The K-77M was a new short-range phased-array, all-aspect missile that used both infrared, optical and radar guidance to home on its target. Rodriguez knew the best way, maybe the only way to survive a volley of K-77Ms at this range was to kill the fighters shooting them before they could even fire. And it was too late for that.

With nothing to lose, O’Hare pushed the Fantom higher to get the best possible imagery. They all watched the video feed intently as the town sped toward them, seeing choppers lifting off, men scurrying about and light transport vehicles lined up along the side of the runway like the Russians were holding a Gaz Tigr-M truck fire-sale.

Hammering through Mach 1.6 the Fantom flew over the top of the town just as the tracks of the incoming K-77M missiles on the tactical screen crossed its flight path. The video feed went dead. “NCTAMS to ANR, we are out of the fight,” Bunny told her NORAD controller. “Tell me you got that feed!”

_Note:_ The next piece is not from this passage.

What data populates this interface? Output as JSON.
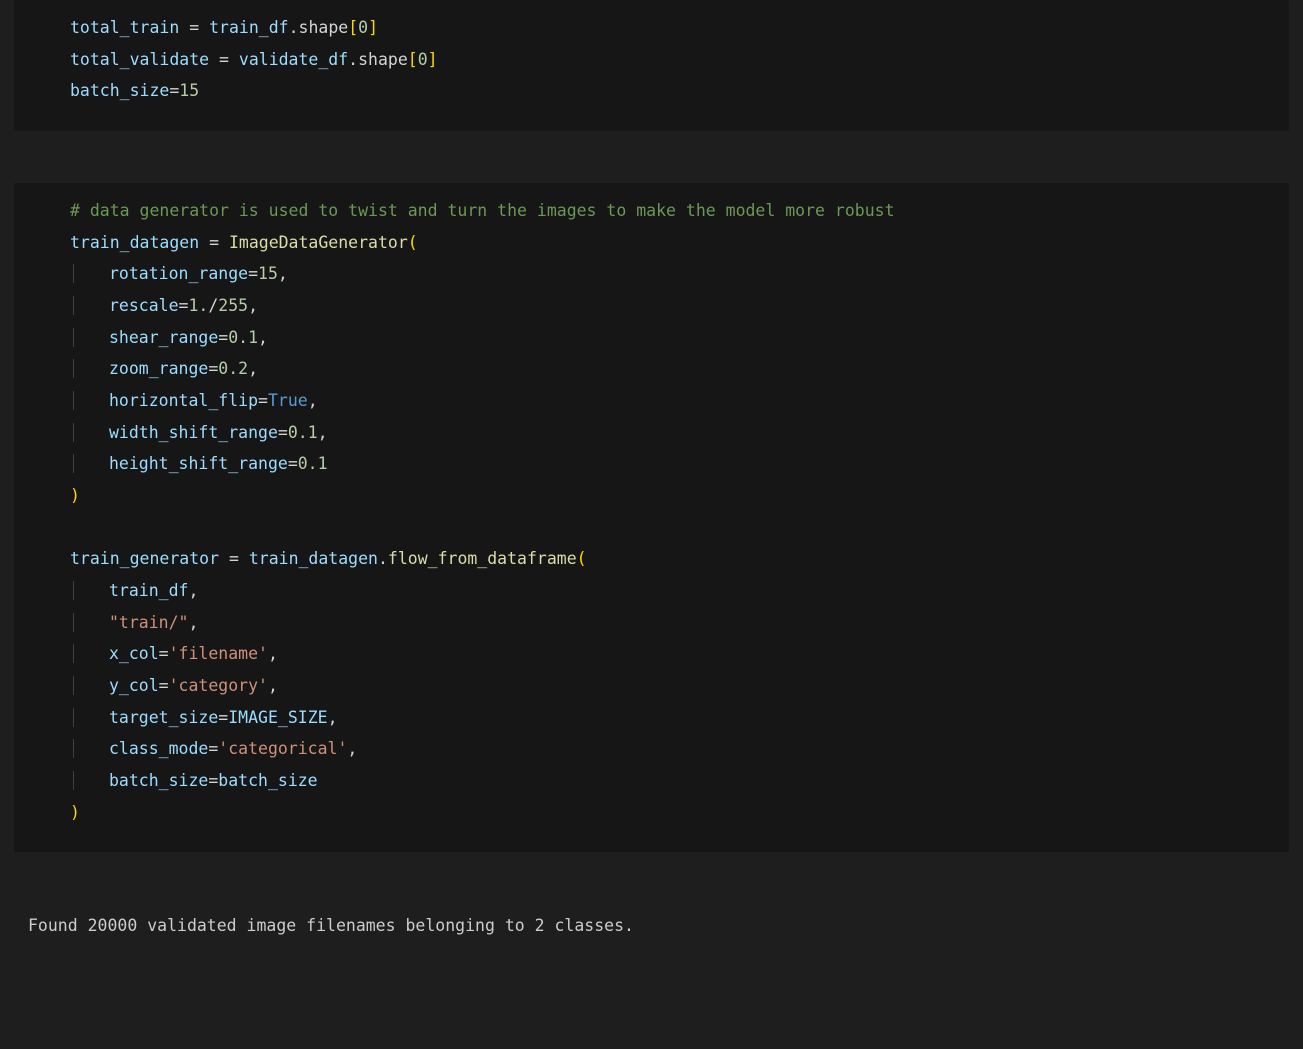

“NCTAMS-A4, I confirm recon data package received. You are clear to return to base with your remaining birds. Nice job NCTAMS, ANR out.”

Rodriguez started as Bunny punched the desk next to her joystick, “ANR, those bloody Russians just shot down two of my Fantoms. I have mapped a Verba missile crew in at least one position on that isthmus and the electronic signature is telling me it is networked, not just some random guy with a missile launcher on his shoulder. My two remaining birds are carrying both Cudas and long range anti-surface ordnance. I am in a position to engage both Russian air and ground defenses. In accordance with standard rules of engagement I request permission to engage hostile enemy air defense assets!”

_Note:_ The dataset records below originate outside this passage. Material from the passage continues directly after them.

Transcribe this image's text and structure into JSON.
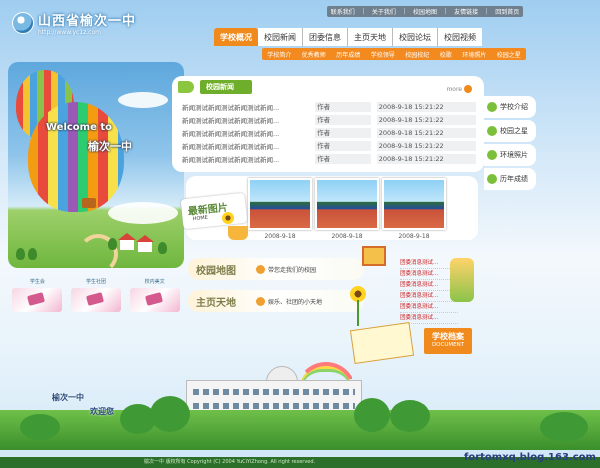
{
  "top_links": [
    "联系我们",
    "关于我们",
    "校园地图",
    "友情链接",
    "回到首页"
  ],
  "logo": {
    "title": "山西省榆次一中",
    "url": "http://www.yc1z.com"
  },
  "nav": {
    "items": [
      "学校概况",
      "校园新闻",
      "团委信息",
      "主页天地",
      "校园论坛",
      "校园视频"
    ],
    "active": "学校概况"
  },
  "subnav": [
    "学校简介",
    "优秀教师",
    "历年成绩",
    "学校领导",
    "校园校纪",
    "校歌",
    "环境照片",
    "校园之星"
  ],
  "hero": {
    "welcome": "Welcome to",
    "name": "榆次一中"
  },
  "thumbs": [
    "学生会",
    "学生社团",
    "校内美文"
  ],
  "news": {
    "title": "校园新闻",
    "more": "more",
    "rows": [
      {
        "title": "新闻测试新闻测试新闻测试新闻...",
        "author": "作者",
        "date": "2008-9-18 15:21:22"
      },
      {
        "title": "新闻测试新闻测试新闻测试新闻...",
        "author": "作者",
        "date": "2008-9-18 15:21:22"
      },
      {
        "title": "新闻测试新闻测试新闻测试新闻...",
        "author": "作者",
        "date": "2008-9-18 15:21:22"
      },
      {
        "title": "新闻测试新闻测试新闻测试新闻...",
        "author": "作者",
        "date": "2008-9-18 15:21:22"
      },
      {
        "title": "新闻测试新闻测试新闻测试新闻...",
        "author": "作者",
        "date": "2008-9-18 15:21:22"
      }
    ]
  },
  "right_menu": [
    "学校介绍",
    "校园之星",
    "环境照片",
    "历年成绩"
  ],
  "photos": {
    "label": "最新图片",
    "label_small": "HOME",
    "dates": [
      "2008-9-18",
      "2008-9-18",
      "2008-9-18"
    ]
  },
  "features": [
    {
      "title": "校园地图",
      "desc": "带您走我们的校园"
    },
    {
      "title": "主页天地",
      "desc": "娱乐、社团的小天地"
    }
  ],
  "right_news": [
    "团委消息测试...",
    "团委消息测试...",
    "团委消息测试...",
    "团委消息测试...",
    "团委消息测试...",
    "团委消息测试..."
  ],
  "document": {
    "cn": "学校档案",
    "en": "DOCUMENT"
  },
  "footer": {
    "title": "榆次一中",
    "subtitle": "欢迎您",
    "copyright": "榆次一中 版权所有 Copyright (C) 2004 YuCiYiZhong. All right reserved."
  },
  "watermark": "fortomxq.blog.163.com",
  "colors": {
    "accent": "#f08a1c",
    "green": "#6fae2a",
    "news_red": "#d02020"
  }
}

There was a tense moment of silence. Halifax stepped forward and put his hand on Bunny’s shoulder, just as the radio crackled to life again. “Negative NCTAMS, you are not to engage. You will return to base and await further tasking.”

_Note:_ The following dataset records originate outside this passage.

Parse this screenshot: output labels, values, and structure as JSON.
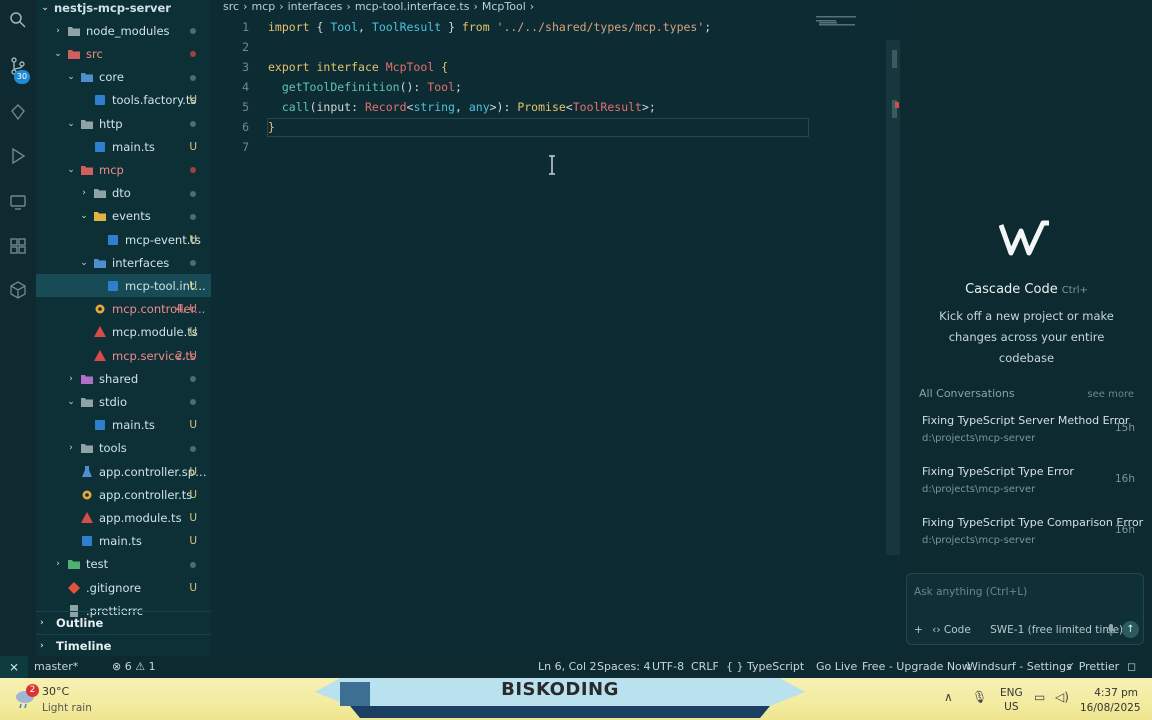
{
  "explorer": {
    "items": [
      {
        "label": "nestjs-mcp-server",
        "chev": "⌄",
        "depth": 0,
        "type": "root"
      },
      {
        "label": "node_modules",
        "chev": "›",
        "depth": 1,
        "type": "folder",
        "marker": "dot-grey"
      },
      {
        "label": "src",
        "chev": "⌄",
        "depth": 1,
        "type": "folder-red",
        "marker": "dot",
        "cls": "err"
      },
      {
        "label": "core",
        "chev": "⌄",
        "depth": 2,
        "type": "folder-blue",
        "marker": "dot-grey"
      },
      {
        "label": "tools.factory.ts",
        "depth": 3,
        "type": "ts",
        "status": "U"
      },
      {
        "label": "http",
        "chev": "⌄",
        "depth": 2,
        "type": "folder",
        "marker": "dot-grey"
      },
      {
        "label": "main.ts",
        "depth": 3,
        "type": "ts",
        "status": "U"
      },
      {
        "label": "mcp",
        "chev": "⌄",
        "depth": 2,
        "type": "folder-red",
        "marker": "dot",
        "cls": "err"
      },
      {
        "label": "dto",
        "chev": "›",
        "depth": 3,
        "type": "folder",
        "marker": "dot-grey"
      },
      {
        "label": "events",
        "chev": "⌄",
        "depth": 3,
        "type": "folder-yellow",
        "marker": "dot-grey"
      },
      {
        "label": "mcp-event.ts",
        "depth": 4,
        "type": "ts",
        "status": "U"
      },
      {
        "label": "interfaces",
        "chev": "⌄",
        "depth": 3,
        "type": "folder-blue",
        "marker": "dot-grey"
      },
      {
        "label": "mcp-tool.interf...",
        "depth": 4,
        "type": "ts",
        "status": "U",
        "selected": true
      },
      {
        "label": "mcp.controller...",
        "depth": 3,
        "type": "gear",
        "status": "4, U",
        "cls": "err",
        "statusCls": "red"
      },
      {
        "label": "mcp.module.ts",
        "depth": 3,
        "type": "ng",
        "status": "U"
      },
      {
        "label": "mcp.service.ts",
        "depth": 3,
        "type": "ng",
        "status": "2, U",
        "cls": "err",
        "statusCls": "red"
      },
      {
        "label": "shared",
        "chev": "›",
        "depth": 2,
        "type": "folder-purple",
        "marker": "dot-grey"
      },
      {
        "label": "stdio",
        "chev": "⌄",
        "depth": 2,
        "type": "folder",
        "marker": "dot-grey"
      },
      {
        "label": "main.ts",
        "depth": 3,
        "type": "ts",
        "status": "U"
      },
      {
        "label": "tools",
        "chev": "›",
        "depth": 2,
        "type": "folder",
        "marker": "dot-grey"
      },
      {
        "label": "app.controller.spe...",
        "depth": 2,
        "type": "flask",
        "status": "U"
      },
      {
        "label": "app.controller.ts",
        "depth": 2,
        "type": "gear",
        "status": "U"
      },
      {
        "label": "app.module.ts",
        "depth": 2,
        "type": "ng",
        "status": "U"
      },
      {
        "label": "main.ts",
        "depth": 2,
        "type": "ts",
        "status": "U"
      },
      {
        "label": "test",
        "chev": "›",
        "depth": 1,
        "type": "folder-green",
        "marker": "dot-grey"
      },
      {
        "label": ".gitignore",
        "depth": 1,
        "type": "git",
        "status": "U"
      },
      {
        "label": ".prettierrc",
        "depth": 1,
        "type": "file",
        "status": ""
      }
    ],
    "outline": "Outline",
    "timeline": "Timeline"
  },
  "activity_badge": "30",
  "breadcrumb": [
    "src",
    "›",
    "mcp",
    "›",
    "interfaces",
    "›",
    "mcp-tool.interface.ts",
    "›",
    "McpTool",
    "›"
  ],
  "code": [
    {
      "n": "1",
      "tokens": [
        [
          "kw",
          "import"
        ],
        [
          "pl",
          " { "
        ],
        [
          "ty",
          "Tool"
        ],
        [
          "pl",
          ", "
        ],
        [
          "ty",
          "ToolResult"
        ],
        [
          "pl",
          " } "
        ],
        [
          "kw",
          "from"
        ],
        [
          "pl",
          " "
        ],
        [
          "str",
          "'../../shared/types/mcp.types'"
        ],
        [
          "pl",
          ";"
        ]
      ]
    },
    {
      "n": "2",
      "tokens": []
    },
    {
      "n": "3",
      "tokens": [
        [
          "kw",
          "export"
        ],
        [
          "pl",
          " "
        ],
        [
          "kw",
          "interface"
        ],
        [
          "pl",
          " "
        ],
        [
          "cls",
          "McpTool"
        ],
        [
          "pl",
          " "
        ],
        [
          "kw",
          "{"
        ]
      ]
    },
    {
      "n": "4",
      "tokens": [
        [
          "pl",
          "  "
        ],
        [
          "fn",
          "getToolDefinition"
        ],
        [
          "pl",
          "(): "
        ],
        [
          "cls",
          "Tool"
        ],
        [
          "pl",
          ";"
        ]
      ]
    },
    {
      "n": "5",
      "tokens": [
        [
          "pl",
          "  "
        ],
        [
          "fn",
          "call"
        ],
        [
          "pl",
          "(input: "
        ],
        [
          "cls",
          "Record"
        ],
        [
          "pl",
          "<"
        ],
        [
          "ty",
          "string"
        ],
        [
          "pl",
          ", "
        ],
        [
          "ty",
          "any"
        ],
        [
          "pl",
          ">): "
        ],
        [
          "kw",
          "Promise"
        ],
        [
          "pl",
          "<"
        ],
        [
          "cls",
          "ToolResult"
        ],
        [
          "pl",
          ">;"
        ]
      ]
    },
    {
      "n": "6",
      "tokens": [
        [
          "kw",
          "}"
        ]
      ]
    },
    {
      "n": "7",
      "tokens": []
    }
  ],
  "panel": {
    "title": "Cascade Code",
    "shortcut": "Ctrl+",
    "subtitle": "Kick off a new project or make changes across your entire codebase",
    "conversations_header": "All Conversations",
    "see_more": "see more",
    "conversations": [
      {
        "title": "Fixing TypeScript Server Method Error",
        "path": "d:\\projects\\mcp-server",
        "age": "15h"
      },
      {
        "title": "Fixing TypeScript Type Error",
        "path": "d:\\projects\\mcp-server",
        "age": "16h"
      },
      {
        "title": "Fixing TypeScript Type Comparison Error",
        "path": "d:\\projects\\mcp-server",
        "age": "16h"
      }
    ],
    "ask_placeholder": "Ask anything (Ctrl+L)",
    "add": "+",
    "mode": "‹› Code",
    "model": "SWE-1 (free limited time)"
  },
  "status": {
    "branch": "master*",
    "errors": "⊗ 6 ⚠ 1",
    "position": "Ln 6, Col 2",
    "spaces": "Spaces: 4",
    "encoding": "UTF-8",
    "eol": "CRLF",
    "language": "{ } TypeScript",
    "golive": "Go Live",
    "upgrade": "Free - Upgrade Now",
    "windsurf": "Windsurf - Settings",
    "prettier": "✓ Prettier"
  },
  "taskbar": {
    "badge": "2",
    "temp": "30°C",
    "condition": "Light rain",
    "banner": "BISKODING",
    "lang1": "ENG",
    "lang2": "US",
    "time": "4:37 pm",
    "date": "16/08/2025"
  },
  "colors": {
    "accent": "#1e8bd6",
    "error": "#e37b7b",
    "modified": "#d7c77a"
  }
}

O’Hare pushed her keyboard away from her. “Roger ANR, NCTAMS out.” Then she lifted Halifax’s hand off her shoulder without taking her eyes from the vision and data from her remaining drones, “Permission to indulge in profanity Sir?” she asked.

“Patience O’Hare,” Halifax said. “Russians keep this up, payback will come.”

“Not soon enough Sir,” Bunny replied. The only good news was that the Mig flight had been drawn to the recon drone, allowing the other two drones to escape without detection. Even as she checked on the status of her returning Fantoms and keyed in the dogleg return journey, Bunny was rewinding the vision her machines took over both Savoonga and Gambell and getting her AI to quantify the visual and signals intelligence it had gathered.

For the first time in an hour, she pushed back from her desk, pulled off her helmet, blew her spiky fringe from her eyes and took a long pull on the warm soda that had been sitting at her elbow since the catapult had fired her first drone through the chute.

She looked at the data from her overflights as it flowed across multiple screens. “So tell me, sirs and ma’ams,” she asked, staring up at the numbers. “If you were reacting to an unexpected maritime emergency in foreign waters, even one involving a nuclear sub, is it likely you would be able to pull together at least 23 Mi-26 choppers, an A-50 airborne control aircraft, a squadron or two of front-line Su-57s and Mig-41s armed with the nastiest air to air missiles in the Russian arsenal, plus at least two battalions of special forces troops supported by fully networked Verba ground to air missile systems?” She spun her chair around and looked at them both, “Because personally, I don’t think it’s very likely at all. I think it’s more likely Russia has just invaded your US of A.”